In some regards, Americans and Europeans could not be more different. Germans are known for their nudist beaches, which will be crowded in the coming months, for instance. In the United States, nudity is less welcome, to say the least. Nearly all Europeans are also okay with premarital sex, but every third American thinks it is unacceptable.

And then there's a big one: adultery.

While 84 percent of Americans surveyed believe that adultery is unacceptable, only 47 percent of all French and 60 percent of all Germans think so. The Pew Research survey from 2013 also included other European nations, including Italy, Spain and the Czech Republic, where acceptance of adultery was also higher than in the United States.

Why are the differences so significant?

"I think it comes down to the puritanical history of the United States,"  said JoAnne Sweeny, an associate professor of law at the University of Louisville. "Early Colonial laws specifically noted that adultery was in violation of the Ten Commandments and it was punishable by death."

The repercussions of such laws are also reflected in Europe, Sweeny said. "In England, adultery was also punishable by death up until the mid-1600s, and was considered a religious crime later on and was dealt with by the church," she said.

Greeks and the British are most similar to Americans in terms of public opinion on adultery — with 79 percent and 76 percent, respectively, agreeing that having an affair is morally unacceptable.

Sweeny said she thinks the impact of interest groups on laws may explain the differences between France or Germany and the United States, as well as within Europe.

"In the U.S., there are still states that criminalize adultery, though no one is really prosecuted anymore and, if they were, it is likely that the law would be struck down as unconstitutional by the courts," she said. "However, any time someone tries to take one of these laws off the statute books, they are opposed by religious and conservative groups."

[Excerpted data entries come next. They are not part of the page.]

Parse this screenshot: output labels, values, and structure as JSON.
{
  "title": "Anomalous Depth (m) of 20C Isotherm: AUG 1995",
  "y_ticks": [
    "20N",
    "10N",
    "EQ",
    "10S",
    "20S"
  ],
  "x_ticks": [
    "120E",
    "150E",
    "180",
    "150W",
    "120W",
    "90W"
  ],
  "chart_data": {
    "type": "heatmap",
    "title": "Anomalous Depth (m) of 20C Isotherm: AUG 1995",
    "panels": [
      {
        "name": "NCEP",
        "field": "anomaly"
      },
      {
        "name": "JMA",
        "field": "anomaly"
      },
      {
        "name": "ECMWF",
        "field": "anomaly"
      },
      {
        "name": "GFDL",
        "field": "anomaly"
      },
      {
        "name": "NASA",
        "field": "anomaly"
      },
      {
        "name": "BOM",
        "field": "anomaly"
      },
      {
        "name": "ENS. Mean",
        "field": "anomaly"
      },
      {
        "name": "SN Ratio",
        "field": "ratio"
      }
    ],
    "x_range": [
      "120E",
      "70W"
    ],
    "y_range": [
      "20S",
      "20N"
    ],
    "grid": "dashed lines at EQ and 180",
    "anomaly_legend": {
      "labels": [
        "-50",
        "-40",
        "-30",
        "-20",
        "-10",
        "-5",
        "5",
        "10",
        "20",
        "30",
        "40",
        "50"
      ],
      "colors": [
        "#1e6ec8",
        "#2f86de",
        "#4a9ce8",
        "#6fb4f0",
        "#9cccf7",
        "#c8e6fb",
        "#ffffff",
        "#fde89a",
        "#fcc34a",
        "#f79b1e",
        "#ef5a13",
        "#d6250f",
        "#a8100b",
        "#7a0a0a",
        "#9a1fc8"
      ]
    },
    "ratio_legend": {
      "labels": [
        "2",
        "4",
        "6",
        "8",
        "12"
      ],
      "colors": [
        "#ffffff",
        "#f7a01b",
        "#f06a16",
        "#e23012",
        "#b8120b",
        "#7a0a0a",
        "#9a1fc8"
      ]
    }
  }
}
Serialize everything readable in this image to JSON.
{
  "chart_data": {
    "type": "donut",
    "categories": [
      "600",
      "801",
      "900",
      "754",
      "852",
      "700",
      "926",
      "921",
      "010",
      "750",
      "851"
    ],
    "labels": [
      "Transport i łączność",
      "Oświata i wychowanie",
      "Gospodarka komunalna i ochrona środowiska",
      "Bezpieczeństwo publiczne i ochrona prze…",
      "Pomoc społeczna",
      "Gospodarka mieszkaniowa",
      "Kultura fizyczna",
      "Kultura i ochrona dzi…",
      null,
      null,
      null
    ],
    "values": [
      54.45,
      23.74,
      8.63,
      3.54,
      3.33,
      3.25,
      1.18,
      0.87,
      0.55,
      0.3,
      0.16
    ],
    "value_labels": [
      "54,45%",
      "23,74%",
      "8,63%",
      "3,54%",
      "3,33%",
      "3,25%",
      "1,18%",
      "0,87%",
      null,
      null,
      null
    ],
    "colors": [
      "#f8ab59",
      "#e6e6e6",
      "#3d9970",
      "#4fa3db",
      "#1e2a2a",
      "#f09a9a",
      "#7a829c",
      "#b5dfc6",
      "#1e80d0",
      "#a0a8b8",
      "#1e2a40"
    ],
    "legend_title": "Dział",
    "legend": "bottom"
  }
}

Evangelical movements were particularly active in the United States in the 18th and 19th centuries and in the United Kingdom in the 18th century, and they left a lasting impression on the United States, she said. "I think the subsequent culture of religiousness espoused by many Americans has led to these laws remaining."

That explanation may also lead to another conclusion: With continental Europe becoming less religious overall, affairs may become even more morally accepted — and that could mean that Europeans and Americans could move even further apart on the issue.


Many of the world's least religious countries are in Europe, according to a survey of 65 countries conducted by Gallup International and the WI Network of Market Research last year. The survey found that 53 percent of the French and 59 percent of all Germans are atheists.

Could Americans become more like continental Europeans at some point? An increasing number of younger Americans do not identify with any religion anymore. But public acceptance of affairs may never reach European levels.

In January 2014, a French magazine disclosed that French President Francois Hollande had had an affair with an actress while he was in a relationship with his partner Valerie Trierweiler. Hollande and Trierweiler separated following the revelations.

Hollande's popularity immediately increased.